Onder die omstandigheden is sprake van een vergelijkbare situatie als aan de orde in het arrest van de Hoge Raad van 2 oktober 2012, ECLI:NL:HR:2012:BV8280. In die zaak is geoordeeld dat de geldbedragen die door de kopers waren overgemaakt aan de verdachte/medeverdachte - de verkoper(s) - na ontvangst daarvan niet meer voor wederrechtelijke toe-eigening door de verdachte en/of haar medeverdachte vatbaar waren, nu in de enkele omstandigheid dat degene die krachtens overeenkomst een geldbedrag als koopsom heeft ontvangen (vervolgens) nalaat de door hem verschuldigde tegenprestatie te leveren, nog geen reden is te vinden om af te wijken van de uit het burgerlijk recht voortvloeiende regel dat de ontvangen koopsom na het effectueren van die betaling tot het vermogen van de (nalatige) verkoper is gaan behoren.
Gelet hierop kan niet worden bewezen het onderdeel van de tenlastelegging dat de verdachte op de ten laste gelegde pleegdatum/pleegperiode een bedrag heeft verduisterd dat aan [benadeelde]
toebehoort.
Het bovenstaande dient te leiden tot vrijspraak van verduistering.

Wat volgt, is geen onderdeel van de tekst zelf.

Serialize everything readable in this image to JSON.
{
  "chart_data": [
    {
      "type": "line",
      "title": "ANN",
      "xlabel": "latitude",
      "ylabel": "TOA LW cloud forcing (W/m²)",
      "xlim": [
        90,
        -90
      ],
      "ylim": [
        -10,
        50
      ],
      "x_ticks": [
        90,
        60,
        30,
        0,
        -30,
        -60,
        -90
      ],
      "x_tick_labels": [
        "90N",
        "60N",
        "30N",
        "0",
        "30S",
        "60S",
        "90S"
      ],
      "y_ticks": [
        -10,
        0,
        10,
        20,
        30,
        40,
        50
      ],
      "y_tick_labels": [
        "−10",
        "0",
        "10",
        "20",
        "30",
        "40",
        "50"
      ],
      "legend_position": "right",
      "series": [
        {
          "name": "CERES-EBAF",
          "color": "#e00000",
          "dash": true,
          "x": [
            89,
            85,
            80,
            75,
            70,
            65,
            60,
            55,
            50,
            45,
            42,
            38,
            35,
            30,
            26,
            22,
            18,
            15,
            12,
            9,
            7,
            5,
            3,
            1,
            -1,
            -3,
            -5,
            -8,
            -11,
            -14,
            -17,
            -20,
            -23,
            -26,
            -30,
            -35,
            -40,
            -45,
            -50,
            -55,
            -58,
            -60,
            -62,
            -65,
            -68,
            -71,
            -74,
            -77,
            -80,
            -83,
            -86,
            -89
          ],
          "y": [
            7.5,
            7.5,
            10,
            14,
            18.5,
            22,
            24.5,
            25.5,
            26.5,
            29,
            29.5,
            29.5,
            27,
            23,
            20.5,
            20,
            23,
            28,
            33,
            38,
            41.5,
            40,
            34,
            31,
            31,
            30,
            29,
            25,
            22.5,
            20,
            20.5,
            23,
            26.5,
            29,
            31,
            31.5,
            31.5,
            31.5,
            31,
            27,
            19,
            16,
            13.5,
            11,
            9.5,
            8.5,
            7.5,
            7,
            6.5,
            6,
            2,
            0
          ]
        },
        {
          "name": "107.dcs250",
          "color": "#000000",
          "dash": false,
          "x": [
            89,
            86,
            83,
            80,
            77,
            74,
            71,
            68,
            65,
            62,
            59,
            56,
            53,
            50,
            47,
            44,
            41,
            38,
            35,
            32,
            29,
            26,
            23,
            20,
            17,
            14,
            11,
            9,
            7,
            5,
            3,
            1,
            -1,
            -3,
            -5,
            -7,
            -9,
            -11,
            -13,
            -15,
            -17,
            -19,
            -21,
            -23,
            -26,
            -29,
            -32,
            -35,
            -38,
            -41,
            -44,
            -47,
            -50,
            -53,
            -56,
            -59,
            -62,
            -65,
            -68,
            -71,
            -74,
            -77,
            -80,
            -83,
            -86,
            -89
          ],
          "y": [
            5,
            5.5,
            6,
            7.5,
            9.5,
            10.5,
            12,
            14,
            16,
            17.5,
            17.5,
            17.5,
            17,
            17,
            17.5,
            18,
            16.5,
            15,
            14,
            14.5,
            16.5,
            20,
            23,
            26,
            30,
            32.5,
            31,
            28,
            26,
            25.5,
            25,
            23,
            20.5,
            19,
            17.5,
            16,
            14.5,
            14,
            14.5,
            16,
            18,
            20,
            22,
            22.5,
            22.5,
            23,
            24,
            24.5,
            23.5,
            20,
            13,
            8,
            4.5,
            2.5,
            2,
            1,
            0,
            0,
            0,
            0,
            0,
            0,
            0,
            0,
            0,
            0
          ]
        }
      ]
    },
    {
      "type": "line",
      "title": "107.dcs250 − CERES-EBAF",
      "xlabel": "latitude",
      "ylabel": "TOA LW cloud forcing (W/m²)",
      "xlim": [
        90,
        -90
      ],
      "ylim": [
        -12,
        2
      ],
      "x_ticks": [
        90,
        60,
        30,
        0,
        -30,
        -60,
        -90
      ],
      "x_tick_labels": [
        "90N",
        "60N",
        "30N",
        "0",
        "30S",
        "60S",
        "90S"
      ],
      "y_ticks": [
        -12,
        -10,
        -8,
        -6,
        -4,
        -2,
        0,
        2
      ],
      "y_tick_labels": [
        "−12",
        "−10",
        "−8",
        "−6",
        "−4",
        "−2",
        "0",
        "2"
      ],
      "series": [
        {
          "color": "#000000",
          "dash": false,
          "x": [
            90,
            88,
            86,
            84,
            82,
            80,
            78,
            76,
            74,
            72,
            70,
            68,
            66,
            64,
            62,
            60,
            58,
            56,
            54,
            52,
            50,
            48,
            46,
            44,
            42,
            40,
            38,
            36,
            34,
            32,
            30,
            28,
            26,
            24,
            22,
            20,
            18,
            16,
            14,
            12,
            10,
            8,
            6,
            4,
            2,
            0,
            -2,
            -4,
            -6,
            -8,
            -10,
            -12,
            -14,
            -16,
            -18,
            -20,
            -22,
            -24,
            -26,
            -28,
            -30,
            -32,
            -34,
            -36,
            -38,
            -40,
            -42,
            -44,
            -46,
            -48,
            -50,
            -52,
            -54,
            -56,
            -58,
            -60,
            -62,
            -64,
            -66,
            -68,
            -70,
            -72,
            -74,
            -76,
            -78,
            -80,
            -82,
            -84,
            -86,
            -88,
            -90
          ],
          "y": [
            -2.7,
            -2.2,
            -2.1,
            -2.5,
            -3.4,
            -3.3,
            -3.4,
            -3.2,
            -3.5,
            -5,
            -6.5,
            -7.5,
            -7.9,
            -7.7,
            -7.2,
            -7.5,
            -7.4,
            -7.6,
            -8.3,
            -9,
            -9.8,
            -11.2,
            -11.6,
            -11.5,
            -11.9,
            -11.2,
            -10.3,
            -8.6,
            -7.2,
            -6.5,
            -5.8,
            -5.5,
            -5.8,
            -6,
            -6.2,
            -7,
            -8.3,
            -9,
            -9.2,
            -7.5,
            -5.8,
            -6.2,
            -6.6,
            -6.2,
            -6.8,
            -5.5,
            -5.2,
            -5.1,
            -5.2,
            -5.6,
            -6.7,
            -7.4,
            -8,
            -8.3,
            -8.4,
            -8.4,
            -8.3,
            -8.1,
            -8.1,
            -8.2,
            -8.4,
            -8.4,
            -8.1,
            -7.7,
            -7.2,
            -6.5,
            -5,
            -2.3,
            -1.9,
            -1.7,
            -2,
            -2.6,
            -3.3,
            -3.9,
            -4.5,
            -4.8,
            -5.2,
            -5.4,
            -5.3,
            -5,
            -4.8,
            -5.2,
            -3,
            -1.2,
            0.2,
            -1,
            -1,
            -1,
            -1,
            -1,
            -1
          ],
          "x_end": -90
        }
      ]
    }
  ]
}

Vordering van de benadeelde partij [benadeelde]

De benadeelde partij heeft zich in eerste aanleg in het strafproces gevoegd met een vordering tot vergoeding van materiële schade ten bedrage van € 5.578,26. De vordering is bij het vonnis waartegen het hoger beroep is gericht niet-ontvankelijk verklaard.
De benadeelde partij heeft zich binnen de grenzen van de eerste vordering opnieuw gevoegd in de strafzaak in hoger beroep. Derhalve duurt de voeging ter zake van de in eerste aanleg gedane vordering tot schadevergoeding voort in de strafzaak in hoger beroep.
De verdachte wordt niet schuldig verklaard ter zake van het primair en subsidiair ten laste gelegde handelen waardoor de gestelde schade zou zijn veroorzaakt. De benadeelde partij kan daarom in haar vordering niet worden ontvangen.
Gelet op het vorenstaande dient de benadeelde partij, als de in het ongelijk gestelde partij, te worden veroordeeld in de kosten van het geding door de verdachte gemaakt, tot aan deze uitspraak begroot op nihil.

BESLISSING

Het hof:
Vernietigt het vonnis waarvan beroep en doet opnieuw recht:
Verklaart niet bewezen dat de verdachte het primair en subsidiair ten laste gelegde heeft begaan en spreekt de verdachte daarvan vrij.

Vordering van de benadeelde partij [benadeelde]

Verklaart de benadeelde partij [benadeelde] in de vordering tot schadevergoeding niet-ontvankelijk.
Verwijst de benadeelde partij in de door verdachte gemaakte en ten behoeve van de tenuitvoerlegging nog te maken kosten, tot aan de datum van deze uitspraak begroot op nihil.
Aldus gewezen door
mr. T.H. Bosma, voorzitter,
mr. L.J. Bosch en mr. K. Lindenberg, raadsheren,
in tegenwoordigheid van H. Kingma, griffier,
en op 2 november 2017 ter openbare terechtzitting uitgesproken.
Mr. Lindenberg is buiten staat dit arrest te ondertekenen.